400 Bullets (2021) Review


Directed By: Tom Paton
Starring: Andrew Lee Potts, Jean Paul Ly, James Warren
Synopsis: One cold winter night in Afghanistan is about to get a whole lot worse for Rana Rae (Jean-Paul Ly), a Gurkha soldier left to guard a British military outpost, when Captain Noah Brandt (Andrew Lee Potts) arrives looking for refuge from a group of rogue special ops and a cell of heavily armed Taliban. The two soldiers must fight for their lives as they attempt to call for backup before the rogue squad, led by the backstabbing Sergeant Bartlett (James Warren), can hunt them down to retrieve a case of missile guidance chips that Noah intercepted. But Bartlett and his men do not count on Rana, whose ferocious Gurkha training makes him a force to be reckoned with. Rana and Noah, armed with only 400 bullets and the Gurkha’s deadly weapon of choice – the kukri blade – must battle their way through multiple enemies in a brutal showdown to the death in the film’s jaw-dropping finale.
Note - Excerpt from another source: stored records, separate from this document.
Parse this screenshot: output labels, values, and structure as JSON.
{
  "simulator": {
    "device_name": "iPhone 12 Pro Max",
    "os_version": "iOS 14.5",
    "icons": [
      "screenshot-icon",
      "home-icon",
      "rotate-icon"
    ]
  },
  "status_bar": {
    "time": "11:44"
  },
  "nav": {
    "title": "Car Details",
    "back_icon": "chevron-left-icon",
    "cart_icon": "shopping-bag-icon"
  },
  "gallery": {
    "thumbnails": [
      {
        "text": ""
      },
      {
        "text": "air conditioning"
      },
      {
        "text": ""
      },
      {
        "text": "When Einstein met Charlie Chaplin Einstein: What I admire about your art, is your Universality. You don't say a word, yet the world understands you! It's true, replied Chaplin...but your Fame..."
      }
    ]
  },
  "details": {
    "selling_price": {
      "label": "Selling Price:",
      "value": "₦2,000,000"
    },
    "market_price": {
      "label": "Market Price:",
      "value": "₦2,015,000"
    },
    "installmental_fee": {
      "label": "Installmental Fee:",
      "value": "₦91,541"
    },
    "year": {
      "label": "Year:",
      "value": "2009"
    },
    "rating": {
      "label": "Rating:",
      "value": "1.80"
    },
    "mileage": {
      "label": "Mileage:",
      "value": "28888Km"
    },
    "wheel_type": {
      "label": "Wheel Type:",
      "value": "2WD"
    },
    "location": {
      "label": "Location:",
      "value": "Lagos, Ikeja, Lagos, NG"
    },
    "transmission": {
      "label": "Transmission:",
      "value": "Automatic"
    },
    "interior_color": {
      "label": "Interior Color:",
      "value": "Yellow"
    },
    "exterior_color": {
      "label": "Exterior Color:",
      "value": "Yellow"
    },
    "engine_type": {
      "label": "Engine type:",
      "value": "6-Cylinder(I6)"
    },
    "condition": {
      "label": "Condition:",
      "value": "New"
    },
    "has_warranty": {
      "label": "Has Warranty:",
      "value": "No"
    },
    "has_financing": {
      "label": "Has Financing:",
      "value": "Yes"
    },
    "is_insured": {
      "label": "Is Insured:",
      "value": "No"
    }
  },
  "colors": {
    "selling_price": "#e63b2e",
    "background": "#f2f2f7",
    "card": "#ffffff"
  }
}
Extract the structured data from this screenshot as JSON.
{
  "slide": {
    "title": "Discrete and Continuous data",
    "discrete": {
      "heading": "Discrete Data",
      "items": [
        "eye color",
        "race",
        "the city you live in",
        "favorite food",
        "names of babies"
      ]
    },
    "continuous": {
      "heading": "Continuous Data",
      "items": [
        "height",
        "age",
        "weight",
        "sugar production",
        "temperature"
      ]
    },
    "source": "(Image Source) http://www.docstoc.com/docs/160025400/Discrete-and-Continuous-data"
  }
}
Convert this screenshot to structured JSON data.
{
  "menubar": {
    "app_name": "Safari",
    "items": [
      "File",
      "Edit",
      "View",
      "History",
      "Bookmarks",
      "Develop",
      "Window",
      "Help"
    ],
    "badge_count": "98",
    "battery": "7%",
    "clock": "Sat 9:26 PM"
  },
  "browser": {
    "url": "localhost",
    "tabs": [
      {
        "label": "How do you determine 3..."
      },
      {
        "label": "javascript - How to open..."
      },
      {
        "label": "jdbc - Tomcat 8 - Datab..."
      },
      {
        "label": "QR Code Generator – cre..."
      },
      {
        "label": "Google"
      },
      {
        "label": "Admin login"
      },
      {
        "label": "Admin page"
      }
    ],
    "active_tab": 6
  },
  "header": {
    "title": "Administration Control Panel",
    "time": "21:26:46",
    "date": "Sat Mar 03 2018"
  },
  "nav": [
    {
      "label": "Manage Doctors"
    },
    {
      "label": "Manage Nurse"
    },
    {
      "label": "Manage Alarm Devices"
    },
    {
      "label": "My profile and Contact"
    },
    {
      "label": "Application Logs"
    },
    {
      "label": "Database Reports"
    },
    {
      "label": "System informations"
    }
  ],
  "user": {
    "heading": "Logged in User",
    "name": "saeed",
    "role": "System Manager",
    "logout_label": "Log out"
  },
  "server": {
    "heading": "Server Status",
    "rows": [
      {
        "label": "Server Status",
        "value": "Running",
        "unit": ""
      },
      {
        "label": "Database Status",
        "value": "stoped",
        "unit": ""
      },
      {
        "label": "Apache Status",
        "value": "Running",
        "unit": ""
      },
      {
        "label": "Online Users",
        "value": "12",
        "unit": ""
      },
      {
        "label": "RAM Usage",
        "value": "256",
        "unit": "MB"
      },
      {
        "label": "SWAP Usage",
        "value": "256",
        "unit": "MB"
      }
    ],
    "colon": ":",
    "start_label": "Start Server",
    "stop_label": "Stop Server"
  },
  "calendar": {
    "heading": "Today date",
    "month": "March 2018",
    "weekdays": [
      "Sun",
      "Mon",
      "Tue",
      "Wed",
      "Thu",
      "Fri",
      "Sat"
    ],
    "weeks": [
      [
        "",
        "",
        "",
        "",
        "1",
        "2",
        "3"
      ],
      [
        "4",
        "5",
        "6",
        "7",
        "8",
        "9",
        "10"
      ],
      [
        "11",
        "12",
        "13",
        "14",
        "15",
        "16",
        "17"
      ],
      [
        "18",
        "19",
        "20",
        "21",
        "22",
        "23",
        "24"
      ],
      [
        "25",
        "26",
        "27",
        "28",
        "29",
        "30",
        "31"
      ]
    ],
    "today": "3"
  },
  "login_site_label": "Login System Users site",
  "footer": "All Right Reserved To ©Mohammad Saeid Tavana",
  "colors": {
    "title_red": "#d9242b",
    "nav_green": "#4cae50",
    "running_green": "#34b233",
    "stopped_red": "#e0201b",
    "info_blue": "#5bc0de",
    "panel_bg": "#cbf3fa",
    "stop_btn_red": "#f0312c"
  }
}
Review: 400 Bullets will catch your attention with having Jean Paul Ly on the cover. Jean Paul has been involved in some great projects and more recently, he was involved in the violent short movie titled ACÉRÉ which show-cased how great Jean Paul Ly can be.
Unfortunately 400 Bullets was rather boring and quite dull. Jean Paul Ly was wasted in this movie – the action scenes weren’t great. It mainly consisted of good guy – bad guy shootouts, maybe a couple of metres apart, fully auto shooting at eachother and hitting nothing… (3 clips later they might just about hit a vehicle or a light nearby….). Another scene when Andrew Lee Potts is on the radio, for what felt like an eternity, we see muzzle flashes behind him, yet the walls around him aren’t getting hit… He’s not even flinching! And really, if the bad guys just moved a couple of metres to the right, they would have definitely seen him. It all comes across very lazy, and daft, to be frank.
The lead actor Andrew Lee Potts didn’t really standout as his character. He comes across as the guy in the background that gets killed off. In fairness though, I did not feel any connection with any of the characters – I found myself checking the timing regularly to see how long was left…
The hand to hand fight scenes were nothing spectacular – again, they felt lazy and a bit rushed.
Overall, 400 Bullets is forgettable!